L’Europe, une nation ?

Ernest Renan définissait ainsi la nation : « Une nation est donc une grande solidarité, constituée par le sentiment des sacrifices qu’on a fait et de ceux qu’on est disposé à faire encore. Elle suppose un passé ; elle se résume pourtant dans le présent par un fait tangible : le consentement, le désir clairement exprimé de continuer la vie commune. L’existence d’une nation est (pardonnez-moi cette métaphore) un plébiscite de tous les jours, comme l’existence de l’individu est une affirmation perpétuelle de vie » . Au vu de cette définition et après une période de cinquante ans pendant laquelle les traités successifs furent l’objet d’une ratification quasi unanime par les États, on peut se demander si l’Europe n’est pas « une nation qui s’ignore ».

Le CESE et la démocratie participative

Relais entre la société civile et l’Union, le CESE pourrait promouvoir une « démocratie participative » européenne. Celle-ci, fondée sur le dialogue civil, compléterait la démocratie représentative (les parlements nationaux, le Parlement européen, etc.). Le CESE pourrait ainsi améliorer sa crédibilité en tant que représentant institutionnel de la société civile et contribuer à combler le fossé existant entre l’UE et ses citoyens.

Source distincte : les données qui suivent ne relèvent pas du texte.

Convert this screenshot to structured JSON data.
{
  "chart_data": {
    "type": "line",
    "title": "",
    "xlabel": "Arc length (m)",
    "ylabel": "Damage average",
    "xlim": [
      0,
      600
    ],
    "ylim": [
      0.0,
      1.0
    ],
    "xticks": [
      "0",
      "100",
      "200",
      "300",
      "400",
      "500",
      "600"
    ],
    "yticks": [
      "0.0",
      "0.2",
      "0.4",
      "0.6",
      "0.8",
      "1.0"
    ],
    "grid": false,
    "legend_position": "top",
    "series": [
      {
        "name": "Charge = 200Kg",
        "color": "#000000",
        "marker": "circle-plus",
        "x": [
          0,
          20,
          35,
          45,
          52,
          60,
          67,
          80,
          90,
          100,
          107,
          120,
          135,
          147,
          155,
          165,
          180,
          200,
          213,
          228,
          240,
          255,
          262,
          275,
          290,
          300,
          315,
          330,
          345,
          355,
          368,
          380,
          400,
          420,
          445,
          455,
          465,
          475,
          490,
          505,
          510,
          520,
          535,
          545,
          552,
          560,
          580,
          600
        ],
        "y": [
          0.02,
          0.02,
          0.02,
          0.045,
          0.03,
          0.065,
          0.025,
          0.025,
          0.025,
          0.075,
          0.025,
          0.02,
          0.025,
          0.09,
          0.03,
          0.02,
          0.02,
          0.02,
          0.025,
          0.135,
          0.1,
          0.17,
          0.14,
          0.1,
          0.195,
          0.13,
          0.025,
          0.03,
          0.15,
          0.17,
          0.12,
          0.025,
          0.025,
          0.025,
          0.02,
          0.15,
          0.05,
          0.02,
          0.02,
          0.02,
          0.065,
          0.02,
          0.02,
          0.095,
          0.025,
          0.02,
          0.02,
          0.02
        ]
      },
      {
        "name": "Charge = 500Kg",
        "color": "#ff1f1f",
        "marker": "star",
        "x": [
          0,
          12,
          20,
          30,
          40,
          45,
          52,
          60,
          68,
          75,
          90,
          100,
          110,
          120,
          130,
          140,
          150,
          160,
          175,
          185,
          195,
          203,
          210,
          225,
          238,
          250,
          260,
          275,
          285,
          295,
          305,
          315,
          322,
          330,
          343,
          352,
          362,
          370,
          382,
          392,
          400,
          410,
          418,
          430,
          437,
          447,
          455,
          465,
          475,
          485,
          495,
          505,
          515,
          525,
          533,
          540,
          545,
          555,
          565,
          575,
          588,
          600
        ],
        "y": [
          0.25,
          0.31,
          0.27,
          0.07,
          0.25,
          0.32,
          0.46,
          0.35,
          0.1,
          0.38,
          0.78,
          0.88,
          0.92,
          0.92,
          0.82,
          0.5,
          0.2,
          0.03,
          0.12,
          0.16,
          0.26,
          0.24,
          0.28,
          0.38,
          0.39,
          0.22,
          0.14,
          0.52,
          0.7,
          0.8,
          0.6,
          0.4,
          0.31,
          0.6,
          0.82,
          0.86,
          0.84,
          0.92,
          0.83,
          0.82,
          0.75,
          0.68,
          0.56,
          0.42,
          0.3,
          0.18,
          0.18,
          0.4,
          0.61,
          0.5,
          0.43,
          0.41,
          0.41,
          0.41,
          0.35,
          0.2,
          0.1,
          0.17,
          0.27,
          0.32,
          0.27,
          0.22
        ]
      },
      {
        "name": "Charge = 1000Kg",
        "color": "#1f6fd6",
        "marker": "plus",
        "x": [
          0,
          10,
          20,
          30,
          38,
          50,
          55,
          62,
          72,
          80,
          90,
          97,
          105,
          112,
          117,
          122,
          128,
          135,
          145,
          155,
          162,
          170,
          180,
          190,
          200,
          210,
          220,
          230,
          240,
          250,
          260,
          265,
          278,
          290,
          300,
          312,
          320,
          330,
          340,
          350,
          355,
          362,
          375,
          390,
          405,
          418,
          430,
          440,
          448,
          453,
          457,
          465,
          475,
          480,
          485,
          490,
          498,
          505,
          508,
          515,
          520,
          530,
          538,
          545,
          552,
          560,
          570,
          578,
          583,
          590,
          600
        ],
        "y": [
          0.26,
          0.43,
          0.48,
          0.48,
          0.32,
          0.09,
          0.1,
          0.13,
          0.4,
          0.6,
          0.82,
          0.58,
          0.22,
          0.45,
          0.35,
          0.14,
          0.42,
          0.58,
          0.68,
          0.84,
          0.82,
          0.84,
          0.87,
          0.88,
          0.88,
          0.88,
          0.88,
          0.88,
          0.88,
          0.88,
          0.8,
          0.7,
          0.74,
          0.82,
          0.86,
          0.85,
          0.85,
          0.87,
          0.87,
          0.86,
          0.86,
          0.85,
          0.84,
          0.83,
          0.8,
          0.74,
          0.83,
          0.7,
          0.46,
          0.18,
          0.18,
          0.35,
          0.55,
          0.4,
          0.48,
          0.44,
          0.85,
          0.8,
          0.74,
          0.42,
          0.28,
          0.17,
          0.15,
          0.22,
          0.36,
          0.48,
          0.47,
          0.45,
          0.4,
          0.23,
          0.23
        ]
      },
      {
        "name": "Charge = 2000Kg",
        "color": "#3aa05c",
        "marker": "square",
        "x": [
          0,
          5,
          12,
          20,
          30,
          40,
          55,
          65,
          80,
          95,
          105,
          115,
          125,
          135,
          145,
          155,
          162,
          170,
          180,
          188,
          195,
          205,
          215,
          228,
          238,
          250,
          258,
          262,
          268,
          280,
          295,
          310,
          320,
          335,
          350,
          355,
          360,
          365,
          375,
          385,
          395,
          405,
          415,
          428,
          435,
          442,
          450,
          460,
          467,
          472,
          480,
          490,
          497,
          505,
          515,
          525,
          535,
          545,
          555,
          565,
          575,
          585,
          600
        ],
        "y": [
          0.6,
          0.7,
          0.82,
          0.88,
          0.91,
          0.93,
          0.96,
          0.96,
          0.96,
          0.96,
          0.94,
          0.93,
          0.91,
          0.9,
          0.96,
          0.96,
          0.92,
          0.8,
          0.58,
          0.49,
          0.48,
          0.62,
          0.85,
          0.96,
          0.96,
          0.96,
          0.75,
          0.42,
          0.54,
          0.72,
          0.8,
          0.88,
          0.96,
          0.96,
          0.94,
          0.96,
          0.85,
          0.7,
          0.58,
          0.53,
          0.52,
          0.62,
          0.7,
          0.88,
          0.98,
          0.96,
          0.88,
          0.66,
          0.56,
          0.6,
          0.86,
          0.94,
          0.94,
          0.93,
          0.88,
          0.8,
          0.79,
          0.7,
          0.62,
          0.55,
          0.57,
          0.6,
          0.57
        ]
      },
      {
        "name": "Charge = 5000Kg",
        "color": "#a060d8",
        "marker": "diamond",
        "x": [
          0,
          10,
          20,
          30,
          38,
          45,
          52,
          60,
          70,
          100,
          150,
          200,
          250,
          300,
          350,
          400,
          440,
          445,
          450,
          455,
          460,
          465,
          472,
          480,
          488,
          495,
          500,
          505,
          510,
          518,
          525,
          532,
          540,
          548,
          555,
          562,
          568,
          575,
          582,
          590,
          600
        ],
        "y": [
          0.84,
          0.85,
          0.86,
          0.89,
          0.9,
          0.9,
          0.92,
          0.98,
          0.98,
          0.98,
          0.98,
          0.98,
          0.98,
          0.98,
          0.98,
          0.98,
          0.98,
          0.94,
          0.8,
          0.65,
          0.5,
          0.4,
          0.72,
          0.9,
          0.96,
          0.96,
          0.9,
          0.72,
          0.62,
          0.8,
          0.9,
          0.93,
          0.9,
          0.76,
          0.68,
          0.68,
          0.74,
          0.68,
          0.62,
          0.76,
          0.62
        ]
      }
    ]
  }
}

Le CESE et l’initiative citoyenne

Le traité de Lisbonne donne le droit à un million de citoyens de l’Union de s’adresser directement à la Commission pour lui demander de soumettre une initiative. Le CESE pourrait accompagner certaines de ces initiatives par le biais de ses propres avis. Cette démarche pourrait répondre à une initiative émanant des citoyens ou même en constituer la base.